Much of the footage for a film dealing with ecological recovery after the fires for an Australian broadcaster and international markets was shot earlier this year. In the next few months several DOPs will film in different regional areas as single shooters.

‘Quoll Farm.’

Trish Lake and director/DOP Randall Wood are working daily by Skype with overseas partners and Australian investors to complete the financing on Flyways, a feature doc about migratory shorebirds.

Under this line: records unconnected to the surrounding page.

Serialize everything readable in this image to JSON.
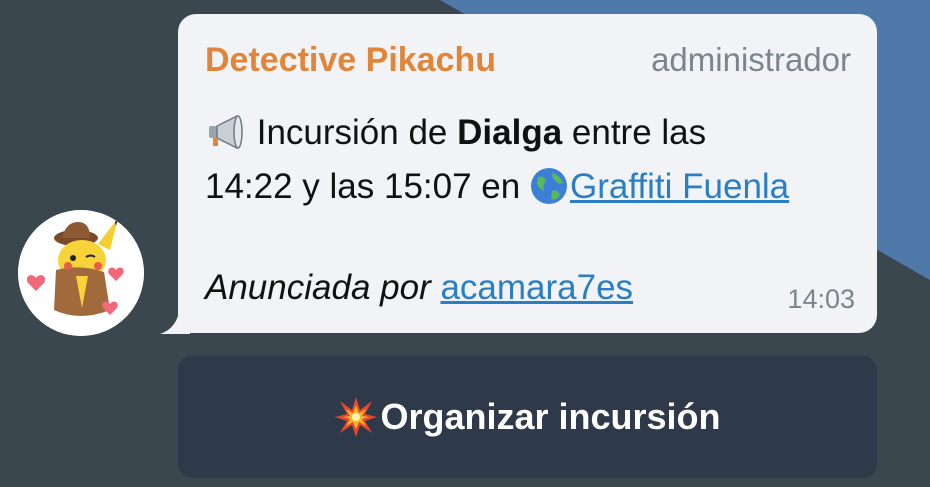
{
  "message": {
    "sender": "Detective Pikachu",
    "role": "administrador",
    "line1_prefix": " Incursión de ",
    "boss": "Dialga",
    "line1_suffix": " entre las",
    "line2": "14:22 y las 15:07 en ",
    "location_link": "Graffiti Fuenla",
    "announced_prefix": "Anunciada por ",
    "announcer_link": "acamara7es",
    "time": "14:03"
  },
  "action_button": {
    "label": "Organizar incursión"
  },
  "icons": {
    "megaphone": "megaphone-icon",
    "globe": "globe-icon",
    "collision": "collision-icon",
    "avatar": "pikachu-avatar"
  },
  "colors": {
    "background": "#3a474f",
    "accent_background": "#4f79a8",
    "bubble": "#f1f3f6",
    "sender": "#e0853a",
    "link": "#2a7fc4",
    "button": "#2e3a4a"
  }
}
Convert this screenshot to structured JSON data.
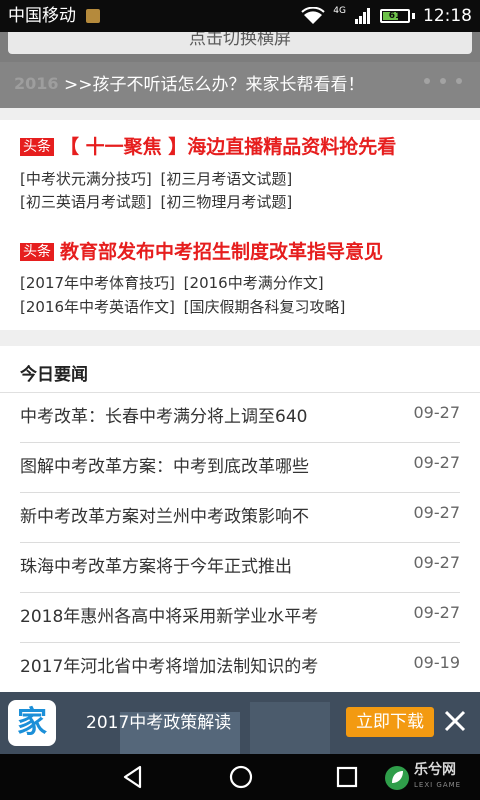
{
  "status_bar": {
    "carrier": "中国移动",
    "network": "4G",
    "battery": "61",
    "time": "12:18"
  },
  "switch_bar": {
    "label": "点击切换横屏"
  },
  "banner": {
    "ghost_text": "2016",
    "message": ">>孩子不听话怎么办？来家长帮看看！"
  },
  "headlines": [
    {
      "tag": "头条",
      "title": "【 十一聚焦 】海边直播精品资料抢先看",
      "links": [
        [
          "[中考状元满分技巧]",
          "[初三月考语文试题]"
        ],
        [
          "[初三英语月考试题]",
          "[初三物理月考试题]"
        ]
      ]
    },
    {
      "tag": "头条",
      "title": "教育部发布中考招生制度改革指导意见",
      "links": [
        [
          "[2017年中考体育技巧]",
          "[2016中考满分作文]"
        ],
        [
          "[2016年中考英语作文]",
          "[国庆假期各科复习攻略]"
        ]
      ]
    }
  ],
  "today_news": {
    "title": "今日要闻",
    "items": [
      {
        "title": "中考改革：长春中考满分将上调至640",
        "date": "09-27"
      },
      {
        "title": "图解中考改革方案：中考到底改革哪些",
        "date": "09-27"
      },
      {
        "title": "新中考改革方案对兰州中考政策影响不",
        "date": "09-27"
      },
      {
        "title": "珠海中考改革方案将于今年正式推出",
        "date": "09-27"
      },
      {
        "title": "2018年惠州各高中将采用新学业水平考",
        "date": "09-27"
      },
      {
        "title": "2017年河北省中考将增加法制知识的考",
        "date": "09-19"
      }
    ]
  },
  "app_banner": {
    "logo_char": "家",
    "label": "2017中考政策解读",
    "download": "立即下载"
  },
  "watermark": {
    "text": "乐兮网",
    "sub": "LEXI GAME"
  },
  "colors": {
    "headline_red": "#e61e1e",
    "download_orange": "#f39a11",
    "banner_gray": "#858585",
    "app_banner_bg": "#3f4d5d"
  },
  "icons": [
    "wifi-icon",
    "signal-icon",
    "battery-icon",
    "close-icon",
    "back-icon",
    "home-icon",
    "recent-apps-icon"
  ]
}
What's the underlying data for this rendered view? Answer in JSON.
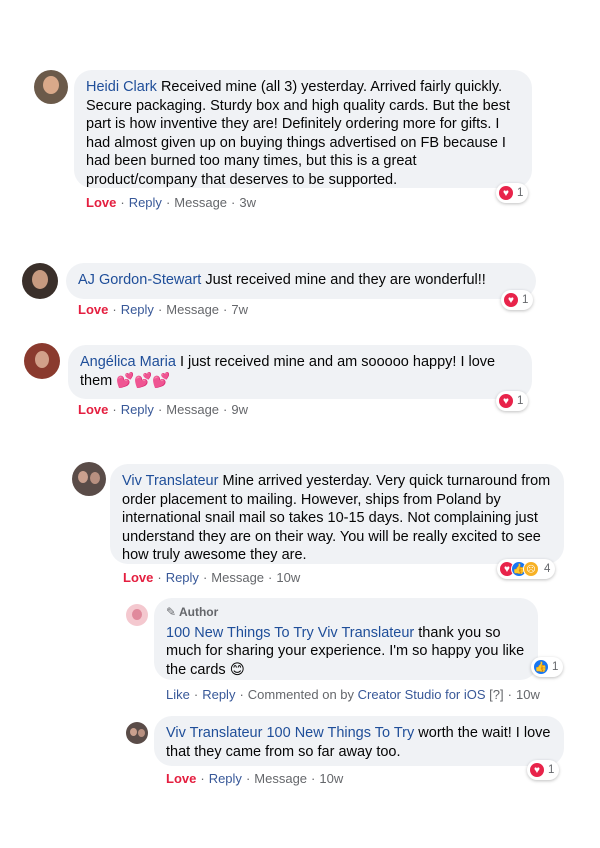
{
  "comments": [
    {
      "name": "Heidi Clark",
      "text": "Received mine (all 3) yesterday. Arrived fairly quickly. Secure packaging. Sturdy box and high quality cards. But the best part is how inventive they are! Definitely ordering more for gifts. I had almost given up on buying things advertised on FB because I had been burned too many times, but this is a great product/company that deserves to be supported.",
      "actions": {
        "love": "Love",
        "reply": "Reply",
        "message": "Message",
        "time": "3w"
      },
      "reaction_count": "1"
    },
    {
      "name": "AJ Gordon-Stewart",
      "text": "Just received mine and they are wonderful!!",
      "actions": {
        "love": "Love",
        "reply": "Reply",
        "message": "Message",
        "time": "7w"
      },
      "reaction_count": "1"
    },
    {
      "name": "Angélica Maria",
      "text": "I just received mine and am sooooo happy! I love them",
      "emoji": "💕💕💕",
      "actions": {
        "love": "Love",
        "reply": "Reply",
        "message": "Message",
        "time": "9w"
      },
      "reaction_count": "1"
    },
    {
      "name": "Viv Translateur",
      "text": "Mine arrived yesterday. Very quick turnaround from order placement to mailing. However, ships from Poland by international snail mail so takes 10-15 days. Not complaining just understand they are on their way. You will be really excited to see how truly awesome they are.",
      "actions": {
        "love": "Love",
        "reply": "Reply",
        "message": "Message",
        "time": "10w"
      },
      "reaction_count": "4"
    },
    {
      "author_badge": "Author",
      "name": "100 New Things To Try",
      "tag": "Viv Translateur",
      "text": "thank you so much for sharing your experience. I'm so happy you like the cards",
      "emoji": "😊",
      "actions": {
        "like": "Like",
        "reply": "Reply",
        "commented": "Commented on by",
        "tool": "Creator Studio for iOS",
        "help": "[?]",
        "time": "10w"
      },
      "reaction_count": "1"
    },
    {
      "name": "Viv Translateur",
      "tag": "100 New Things To Try",
      "text": "worth the wait! I love that they came from so far away too.",
      "actions": {
        "love": "Love",
        "reply": "Reply",
        "message": "Message",
        "time": "10w"
      },
      "reaction_count": "1"
    }
  ],
  "colors": {
    "name": "#1f4e99",
    "love": "#e41e3f",
    "bubble": "#f0f2f5",
    "heart": "#e8234a",
    "like": "#1877f2"
  }
}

Although they had to postpone a research shoot with scientific expeditions in Mauritania and Chile this month the digital satellite tracking of the birds is continuing from space during the pandemic so scientists can hit the ground running when field work resumes.

Backed by Screen Australia, Screen Tasmania, NHK, Smithsonian Network and ZDF, Quoll Farm is directed by Simon Plowright and Nick Hayward. Only a few days of shooting were lost due to the bushfires but there is one glitch: Nasht had booked a recording session with the Tasmanian Symphony Orchestra later this year.

“It’s going to take a miracle of audio recording in small and well-spaced ensemble groups to make that possible,” he says.

Meanwhile Smith&Nasht is putting together The Science of Success, an official Australia/Canada co-production with Montreal-based Intuitive Pictures, supported by Screen Australia and Screen NSW.

Written and directed by science film specialist Annamaria Talas, the project has been commissioned by global streaming service CuriosityStream and Canadian broadcaster CBC’s The Nature of Things.

The doc aims to reveal new scientific insights into what makes success and failure and how scientists use this data to predict outcomes.

In addition, DNX Media, a joint venture between Nasht and December Media, is contracting feature doc The Children In the Pictures, directed by dual Emmy winner Geoffrey Smith. Shooting may not be delayed as it all takes place inside the Queensland police unit Task Force Argos. Its job is to identify and rescue children trapped inside Dark Web child abuse networks.

“These dedicated men and women have saved hundreds of children from unimaginable abuse. And their undercover infiltrations have brought down some of the biggest of these highly secretive criminal networks that have memberships of 100,000 or more in virtually every country,” he says.

“It’s estimated that at least one in five children will be contacted by these online predators, and as millions of children are locked down at home during the pandemic, the numbers at risk are going to explode.”

Nasht will produce with Tony Wright and Akhim Dev and Screen Impact will distribute theatrically.